Harry shook his head and it was true, then, because his nightmare had just been bodies, and he couldn’t think about that any more. He certainly couldn’t take any more reassurances.
“There’s something.” She says. “Why won’t you let us help you?” And it wasn’t phrased like an invitation, though it could have been. It was a question. A devastated, confused, question.
I don’t deserve it, his mind instantly supplied. I’m scared. This parental care just feels strange. I don’t know how to act normally. How do normal people react to the chance to be comforted when they’re not distressed enough to lose all self-consciousness? It’s not like this. It’s not with deep, penetrating horror. It’s not with a painful blend of achingly desperate longing and uneasy, panicked fright.
Through those jumbled thoughts, stray fragments tumble from him. “I don’t – it feels strange – I don’t... know how. I don’t know how.”
Molly leans forward, extending a hand. Harry looks at it, feeling inhuman. Normal people take the hand.
“I’m sorry.” I’m not normal. I can’t be.
The hand drops, empty, atop the bunched up duvet. “Don’t be sorry.” Somehow she sounds even sadder than she did before.
“I’m just –“ Overwhelmed. It’s too much, too far beyond what I’m used to. “I think I’ll go back to bed.”
“Sleep here.” Arthur requests.
“I can’t. I won’t be able to.” I won’t be able to sleep at all. But I'll never be able to get myself together if I stay.
“Alright.” He says, disappointed.
Alright. Harry rises from the bed and walks to the door.

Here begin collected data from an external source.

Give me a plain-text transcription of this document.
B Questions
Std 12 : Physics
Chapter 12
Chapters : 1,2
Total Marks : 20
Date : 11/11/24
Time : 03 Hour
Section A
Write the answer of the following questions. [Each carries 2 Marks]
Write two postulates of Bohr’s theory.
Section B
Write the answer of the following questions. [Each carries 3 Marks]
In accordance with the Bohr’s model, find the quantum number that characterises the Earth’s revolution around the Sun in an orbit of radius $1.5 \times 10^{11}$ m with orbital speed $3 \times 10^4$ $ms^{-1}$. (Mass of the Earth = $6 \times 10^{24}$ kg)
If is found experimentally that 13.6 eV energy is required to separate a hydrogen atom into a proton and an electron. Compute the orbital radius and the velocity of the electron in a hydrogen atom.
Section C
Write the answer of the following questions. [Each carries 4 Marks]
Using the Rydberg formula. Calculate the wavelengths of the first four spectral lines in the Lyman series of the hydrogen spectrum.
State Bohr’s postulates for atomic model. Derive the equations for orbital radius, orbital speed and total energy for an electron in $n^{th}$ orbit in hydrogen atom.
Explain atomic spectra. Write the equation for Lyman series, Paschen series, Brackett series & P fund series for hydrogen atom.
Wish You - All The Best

“We’ll be here.” Comes the insistent plea of Molly Weasley. “If you change your mind.”
“I’m sorry.” Harry says, lingering in the doorway, unmoored. “I hope you get back to sleep. I’m really sorry. Goodnight.” Harry pulls the door quietly closed and doesn’t stick around for minds to change.

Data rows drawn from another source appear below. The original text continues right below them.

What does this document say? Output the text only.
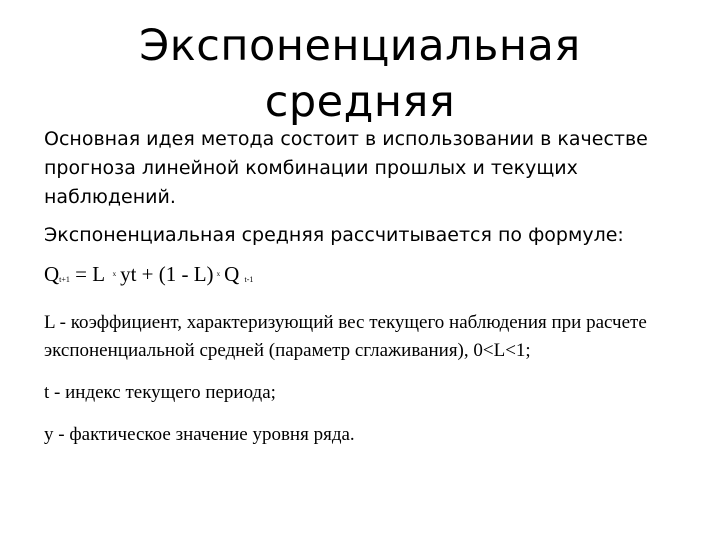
Экспоненциальная
средняя

Основная идея метода состоит в использовании в качестве прогноза линейной комбинации прошлых и текущих наблюдений.

Экспоненциальная средняя рассчитывается по формуле:

Qt+1 = L $^x$ yt + (1 - L) $^x$ Q t-1

L - коэффициент, характеризующий вес текущего наблюдения при расчете экспоненциальной средней (параметр сглаживания), 0<L<1;

t - индекс текущего периода;

y - фактическое значение уровня ряда.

He goes straight to the bathroom, needing to be really, truly alone, avoid disturbance. He locks the door and sinks immediately to the cold, tiled floor. The repressed chaos within him finally rises to the surface. Stupid! So, so stupid! A tight knot twists in his stomach, he swallows down the sensation of rolling nausea around it in his gut. Childish, voiceless howls escape him, alarmingly animalistic. Stop. He allows himself the comfort of curling up, wrapping his arms around his knees and burying his head low. He cries, he lets himself go in the way he never could bring himself to with company, no matter how much he wanted it. Afterwards, he stays sitting on the hard bathroom floor for a very long time, drained and unmoving. Eventually, he forces himself up, stiff all over, to return to bed in Ron’s room. He pulls the covers over him, listening once again to Ron’s snores. He will not sleep.

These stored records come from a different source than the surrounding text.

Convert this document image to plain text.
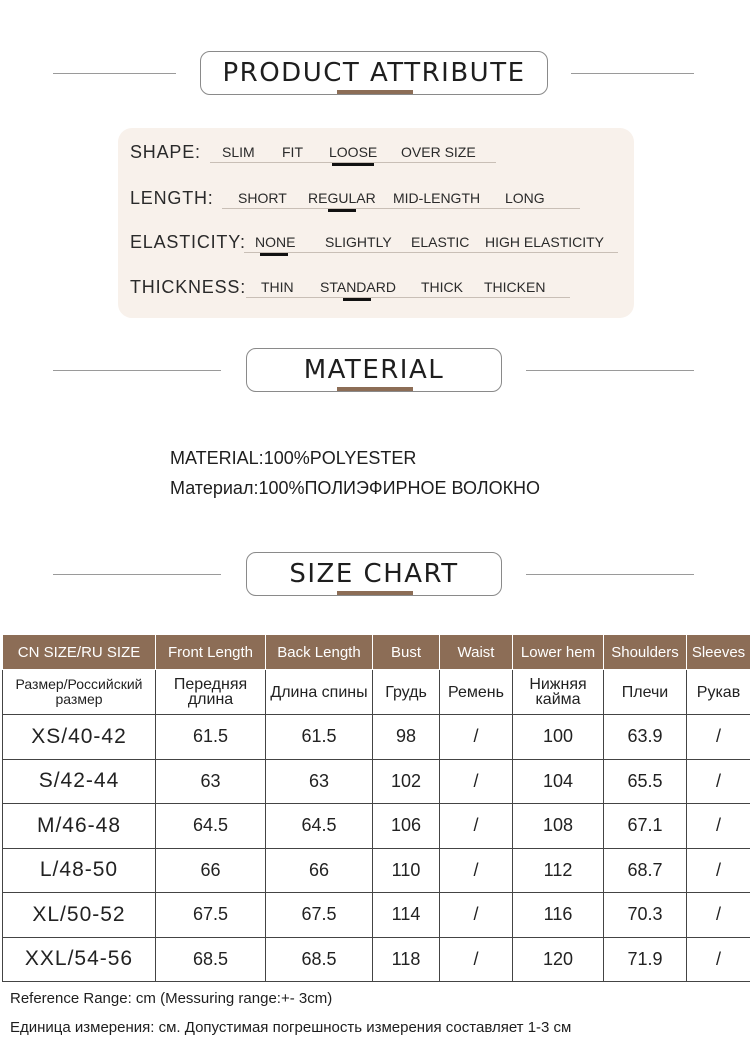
PRODUCT ATTRIBUTE
SHAPE: SLIM FIT LOOSE OVER SIZE
LENGTH: SHORT REGULAR MID-LENGTH LONG
ELASTICITY: NONE SLIGHTLY ELASTIC HIGH ELASTICITY
THICKNESS: THIN STANDARD THICK THICKEN
MATERIAL
MATERIAL:100%POLYESTER
Материал:100%ПОЛИЭФИРНОЕ ВОЛОКНО
SIZE CHART
CN SIZE/RU SIZE	Front Length	Back Length	Bust	Waist	Lower hem	Shoulders	Sleeves
Размер/Российский размер	Передняя длина	Длина спины	Грудь	Ремень	Нижняя кайма	Плечи	Рукав
XS/40-42	61.5	61.5	98	/	100	63.9	/
S/42-44	63	63	102	/	104	65.5	/
M/46-48	64.5	64.5	106	/	108	67.1	/
L/48-50	66	66	110	/	112	68.7	/
XL/50-52	67.5	67.5	114	/	116	70.3	/
XXL/54-56	68.5	68.5	118	/	120	71.9	/
Reference Range: cm (Messuring range:+- 3cm)
Единица измерения: см. Допустимая погрешность измерения составляет 1-3 см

Harry lies flat on his back, staring up at the ceiling, waiting for the sun to rise and to see it filter softly through the curtains. He wishes he had lain like this all through the night. He wonders if Molly and Arthur are sleeping, now, or quietly discussing him with concern instead of getting rest in the small hours of the morning. He studies the streaky paint on the ceiling for the thousandth time in his life, and wishes for the millionth that he had the ability to clear his mind.